Greater Financial Flexibility

Dividing your money into several CDs also makes it more accessible. Since each CD comes with costly penalties for withdrawing the funds before the end of the term, earning a good return requires avoiding early withdrawals completely. Having your money distributed across multiple, shorter terms ensures that you'll always be close to having penalty-free access to at least a portion of that money. By contrast, putting everything into one long-term CD will mean that any unexpected financial need will force you to break the CD and return the interest you've earned.

If you open CDs on an overlapping basis, it's possible to have some of your savings available on a near-constant basis for emergencies. For example, you might open a 3-month and a 6-month CD in January. When the first CD comes due at the beginning of April, you'll only need to wait three more months for the longer CD to end. And because many banks automatically renew your CDs if you don't actively change them, you can simply let them roll over if you don't need to withdraw the money. Depending on how frequently you need access to your savings, you can simply add more rungs to your ladder by adding more CDs in between.

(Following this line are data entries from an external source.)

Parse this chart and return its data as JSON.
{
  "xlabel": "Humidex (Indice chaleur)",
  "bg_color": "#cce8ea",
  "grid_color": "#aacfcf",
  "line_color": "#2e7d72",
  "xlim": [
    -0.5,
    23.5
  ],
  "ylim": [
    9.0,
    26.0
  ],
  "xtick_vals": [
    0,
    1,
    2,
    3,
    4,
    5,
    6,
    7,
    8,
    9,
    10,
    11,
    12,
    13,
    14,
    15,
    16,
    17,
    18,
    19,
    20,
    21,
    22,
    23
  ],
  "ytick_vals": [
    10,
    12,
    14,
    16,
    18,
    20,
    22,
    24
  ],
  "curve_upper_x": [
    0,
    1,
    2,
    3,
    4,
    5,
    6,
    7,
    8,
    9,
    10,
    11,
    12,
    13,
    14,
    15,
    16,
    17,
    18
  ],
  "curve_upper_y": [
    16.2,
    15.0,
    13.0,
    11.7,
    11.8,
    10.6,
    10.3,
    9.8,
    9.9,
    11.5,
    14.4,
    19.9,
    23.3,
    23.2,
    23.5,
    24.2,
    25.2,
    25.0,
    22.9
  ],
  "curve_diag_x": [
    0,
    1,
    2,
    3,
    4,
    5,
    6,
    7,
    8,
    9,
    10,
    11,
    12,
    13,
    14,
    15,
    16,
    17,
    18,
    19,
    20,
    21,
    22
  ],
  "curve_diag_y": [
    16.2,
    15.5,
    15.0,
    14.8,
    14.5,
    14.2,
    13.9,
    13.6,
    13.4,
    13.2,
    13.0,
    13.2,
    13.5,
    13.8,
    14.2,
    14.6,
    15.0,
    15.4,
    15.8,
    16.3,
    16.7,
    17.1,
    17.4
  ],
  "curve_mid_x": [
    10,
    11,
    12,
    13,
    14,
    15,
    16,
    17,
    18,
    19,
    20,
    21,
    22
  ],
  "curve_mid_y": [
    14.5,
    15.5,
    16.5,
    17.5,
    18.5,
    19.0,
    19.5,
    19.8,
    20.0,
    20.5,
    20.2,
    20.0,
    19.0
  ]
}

Laddering isn't limited to CDs, by the way. Any financial vehicle with a fixed return and a maturity date can be laddered, including bonds. One advantage to laddered bonds, compared with laddered CDs, is the effect on your taxes. While bonds are taxed according to the capital gains rate of 15% or 20%, the interest you earn on certificates of deposit are taxed at a rate equal to your income bracket. Since for most people, income tax rates are higher than the capital gains rate, interest earned from CDs will be taxed more heavily than those from non-insured investments such as bonds.